Son ders aşk ve üniversite de,hayatta bir şeyleri ertelemenin keşkelerimizi ne kadar artırdığını,zamanın bugünün yarını var diye dilimize dolandırdığı cümlelerin aslında yalana çıktığını görüyoruz.Ferhan şensoy un oyunculuk böyle yapılır diye adeta ders verdiği filmde,sadece bunca yıldır aradığı sevdiğinin ölüm haberini duyunca daha hüzünlü,daha acıtasyon bir oyunculuk beklerdim.Netice itibariyle izlenmesinde zaman kaybı olmayacak Türk filmlerinden biri
kesinlikle izlenmesi gereken nadir filmlerden.*
Yağmur yağarken rahatsız eden bir güneş ışığı olması; bazı sahnelerde ışığın hiç olmaması; * Kaan Urgancıoğlunun yanlış kastı * dışında son zamanlarda gördüğüm en güzel film. Alin taşcıyan'ın yazısını okuyup soğumuştum halbuki.
ilk 20 dk.ya bakılarak ulaşılan kanı;

ferhan şensoy un bu filmde ne işi var!
5 ytl vererek izlenebilecek bir filmdir. bu şuna benzer: 1 ytl verip tavuk döner + ayran tüketip üstüne sigara yakmak...

evet o sözünü ettiğim örneğe benzer çünkü tıpkı karnınızı doyurur gibi ruhunuzu doyurmayı bilen bir filmdir. ferhan şensoy filmi almış ve ona anlam yüklemiştir. filme o kadar yakışmış ve o kadar başarılı bir oyunculuk göstermiştir ki olmasaymış yerini sanki başkası dolduramazmış. şimdi, ulan ancuk insan, madem film güzel ne diye 1 liralık yemeğe benzetiyorsunda * 30 liralık iskendere benzetmiyorsun derseniz: 30 liralık iskender sonrası alacağınız keyfin aynısını 1 liralık tavuk + ayrandan sonra verebilmektedir bu film.
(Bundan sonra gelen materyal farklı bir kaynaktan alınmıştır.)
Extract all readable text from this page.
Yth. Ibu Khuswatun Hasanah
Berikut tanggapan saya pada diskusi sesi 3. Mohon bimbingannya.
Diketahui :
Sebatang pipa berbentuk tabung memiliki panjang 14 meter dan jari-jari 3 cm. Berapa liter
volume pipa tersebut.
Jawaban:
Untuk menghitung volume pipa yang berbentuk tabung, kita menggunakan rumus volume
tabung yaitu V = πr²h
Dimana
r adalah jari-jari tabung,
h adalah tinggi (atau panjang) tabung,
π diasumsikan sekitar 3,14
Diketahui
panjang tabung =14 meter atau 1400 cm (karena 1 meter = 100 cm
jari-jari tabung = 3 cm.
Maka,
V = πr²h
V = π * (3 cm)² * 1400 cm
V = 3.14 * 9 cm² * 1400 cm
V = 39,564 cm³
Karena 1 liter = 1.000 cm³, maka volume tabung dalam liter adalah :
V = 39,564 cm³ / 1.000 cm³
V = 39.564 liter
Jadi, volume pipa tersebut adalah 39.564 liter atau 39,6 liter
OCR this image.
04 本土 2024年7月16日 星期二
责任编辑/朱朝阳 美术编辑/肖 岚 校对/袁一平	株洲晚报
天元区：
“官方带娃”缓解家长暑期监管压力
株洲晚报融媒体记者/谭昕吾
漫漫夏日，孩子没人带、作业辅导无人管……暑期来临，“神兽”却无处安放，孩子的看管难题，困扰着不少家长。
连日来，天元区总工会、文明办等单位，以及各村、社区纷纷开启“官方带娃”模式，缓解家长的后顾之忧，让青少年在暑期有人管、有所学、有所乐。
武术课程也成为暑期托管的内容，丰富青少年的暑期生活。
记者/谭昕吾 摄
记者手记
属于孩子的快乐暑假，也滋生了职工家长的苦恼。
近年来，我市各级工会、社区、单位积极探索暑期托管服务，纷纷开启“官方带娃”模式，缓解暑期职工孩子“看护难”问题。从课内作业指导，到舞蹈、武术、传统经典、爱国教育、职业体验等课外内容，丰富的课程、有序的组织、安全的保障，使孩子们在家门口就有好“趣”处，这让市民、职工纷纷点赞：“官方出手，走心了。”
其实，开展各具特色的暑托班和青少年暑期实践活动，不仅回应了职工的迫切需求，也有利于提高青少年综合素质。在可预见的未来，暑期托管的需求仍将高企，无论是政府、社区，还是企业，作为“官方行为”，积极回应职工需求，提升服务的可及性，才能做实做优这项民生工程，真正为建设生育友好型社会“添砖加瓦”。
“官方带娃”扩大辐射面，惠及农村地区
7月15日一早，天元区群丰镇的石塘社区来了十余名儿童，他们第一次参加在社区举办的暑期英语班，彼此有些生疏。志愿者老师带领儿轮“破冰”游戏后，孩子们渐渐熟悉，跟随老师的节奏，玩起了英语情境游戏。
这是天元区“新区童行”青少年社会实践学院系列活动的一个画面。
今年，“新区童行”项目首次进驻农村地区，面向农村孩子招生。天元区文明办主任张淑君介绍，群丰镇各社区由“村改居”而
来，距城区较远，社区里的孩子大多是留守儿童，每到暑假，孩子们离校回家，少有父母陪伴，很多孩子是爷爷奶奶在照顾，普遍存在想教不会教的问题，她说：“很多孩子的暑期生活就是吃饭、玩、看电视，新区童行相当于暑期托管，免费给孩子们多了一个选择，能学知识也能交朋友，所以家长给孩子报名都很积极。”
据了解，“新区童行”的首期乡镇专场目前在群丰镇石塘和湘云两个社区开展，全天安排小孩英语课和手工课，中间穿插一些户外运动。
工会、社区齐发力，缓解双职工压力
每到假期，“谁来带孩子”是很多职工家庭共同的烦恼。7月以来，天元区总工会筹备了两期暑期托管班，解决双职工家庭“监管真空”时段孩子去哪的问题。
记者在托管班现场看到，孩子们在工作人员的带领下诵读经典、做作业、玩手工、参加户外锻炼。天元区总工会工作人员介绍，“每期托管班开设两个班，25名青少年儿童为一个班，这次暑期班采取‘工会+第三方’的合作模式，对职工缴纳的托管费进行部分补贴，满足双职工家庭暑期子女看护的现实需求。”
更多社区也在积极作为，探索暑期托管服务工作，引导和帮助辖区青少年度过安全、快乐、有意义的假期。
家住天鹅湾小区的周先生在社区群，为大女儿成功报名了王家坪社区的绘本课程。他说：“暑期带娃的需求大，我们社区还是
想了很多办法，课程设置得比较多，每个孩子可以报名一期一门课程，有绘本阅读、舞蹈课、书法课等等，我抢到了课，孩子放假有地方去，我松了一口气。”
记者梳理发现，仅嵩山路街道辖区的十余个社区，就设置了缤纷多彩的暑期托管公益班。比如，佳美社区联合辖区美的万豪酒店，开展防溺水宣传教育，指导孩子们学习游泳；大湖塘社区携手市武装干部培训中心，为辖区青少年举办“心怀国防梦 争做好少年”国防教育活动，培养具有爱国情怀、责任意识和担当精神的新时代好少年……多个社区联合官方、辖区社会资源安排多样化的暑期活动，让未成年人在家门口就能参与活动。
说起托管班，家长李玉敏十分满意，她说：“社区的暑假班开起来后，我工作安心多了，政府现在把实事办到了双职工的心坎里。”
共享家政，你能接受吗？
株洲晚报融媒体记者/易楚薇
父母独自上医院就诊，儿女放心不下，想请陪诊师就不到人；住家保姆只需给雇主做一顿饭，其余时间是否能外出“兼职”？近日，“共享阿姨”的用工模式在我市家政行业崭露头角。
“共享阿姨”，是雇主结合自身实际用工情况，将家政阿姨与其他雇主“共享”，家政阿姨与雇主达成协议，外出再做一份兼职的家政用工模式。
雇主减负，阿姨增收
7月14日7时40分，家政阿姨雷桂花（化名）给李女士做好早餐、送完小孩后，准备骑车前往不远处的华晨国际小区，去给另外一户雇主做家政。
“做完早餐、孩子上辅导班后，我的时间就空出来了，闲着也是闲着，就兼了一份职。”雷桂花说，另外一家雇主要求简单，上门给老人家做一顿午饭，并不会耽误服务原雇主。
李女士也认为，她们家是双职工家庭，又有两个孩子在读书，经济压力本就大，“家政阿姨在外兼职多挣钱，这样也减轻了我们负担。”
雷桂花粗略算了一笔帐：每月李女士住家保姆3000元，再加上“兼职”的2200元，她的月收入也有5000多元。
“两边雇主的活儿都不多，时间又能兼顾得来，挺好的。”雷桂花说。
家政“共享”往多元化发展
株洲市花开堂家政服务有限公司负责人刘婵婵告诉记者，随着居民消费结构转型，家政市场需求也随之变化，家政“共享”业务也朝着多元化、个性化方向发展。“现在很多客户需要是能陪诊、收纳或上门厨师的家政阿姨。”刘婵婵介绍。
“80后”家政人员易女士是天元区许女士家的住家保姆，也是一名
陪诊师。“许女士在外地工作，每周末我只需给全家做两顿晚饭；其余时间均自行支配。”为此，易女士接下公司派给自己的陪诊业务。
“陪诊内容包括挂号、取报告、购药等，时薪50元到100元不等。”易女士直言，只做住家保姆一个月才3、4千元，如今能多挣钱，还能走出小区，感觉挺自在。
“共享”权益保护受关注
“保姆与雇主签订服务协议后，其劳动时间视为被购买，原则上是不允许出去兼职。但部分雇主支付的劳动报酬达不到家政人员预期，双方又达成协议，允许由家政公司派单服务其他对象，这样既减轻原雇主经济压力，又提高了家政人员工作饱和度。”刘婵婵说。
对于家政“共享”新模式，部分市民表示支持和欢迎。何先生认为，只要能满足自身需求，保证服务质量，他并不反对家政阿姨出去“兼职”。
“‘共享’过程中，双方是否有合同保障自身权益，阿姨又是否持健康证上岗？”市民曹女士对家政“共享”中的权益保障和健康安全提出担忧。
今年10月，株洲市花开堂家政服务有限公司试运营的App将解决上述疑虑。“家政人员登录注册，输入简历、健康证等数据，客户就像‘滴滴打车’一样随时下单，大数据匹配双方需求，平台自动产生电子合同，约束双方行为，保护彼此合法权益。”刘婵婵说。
not: ancak bu kadar abuk anlatılabilirdi. *
(bkz: ayakkabın ters son ders)! *
derdini anlatmayi bir sekilde basarmis film. sensoy usta filmin temel diregi. durul bazan yine acilay abi kivaminda. ole cok eselemeden izlenildiginde tanidik dramina ragmen sinemadan cikinca insani kendini kaziklanmis hissettirmez herhalde diye dusunmekteyim.
sadece ilk otuz saniyesine dayandığım film. belki sonrası iyidir bilmiyorum ama o otuz saniye eziyet gibiydi. bi film bu kadar mı dandik başlatılır yuh diyorum.. filmin başındaki fragmanlar yüzünden bu seyrettiğim şeyi yine bi reklam falan sandım. hani o ülker çikolata reklamlarında tren istasyonunda veda eden aşıklar falan vardı ya, hah işte en fazla o kadar samimiyeti olan bi sahneydi. yuh be kardeşim, bi daha cesaret edip devamını ne zaman izlerim allah bilir.
--spoiler--
dersi biritmeden küçük bir anketim var,el kaldırarak katılacaksınız.

aranızda cep telefonu olanlar?

sınıfın %100 el kaldırır.

aranızda 2 cep telefonu olanlar?

sınıfın %30 el kaldırır.

aranızda taşınabilir mp3 çaları olanlar?

sınıfın %30 el kaldırır.

18 yaşını bitirmiş olanlar?

sınıfın %100 el kaldırır.

son seçimde oy kullanmış olanlar?

sınıfın %2 el kaldırır.

teşekkürler türkiye...
--spoiler--
konu ve senaryo olarak çok klasik çok basit bir film olmuş,ferhan şensoy gibi bir adam bu projede harcanmış bence.başka bir şey söylemek istemiyorum.esen kalın.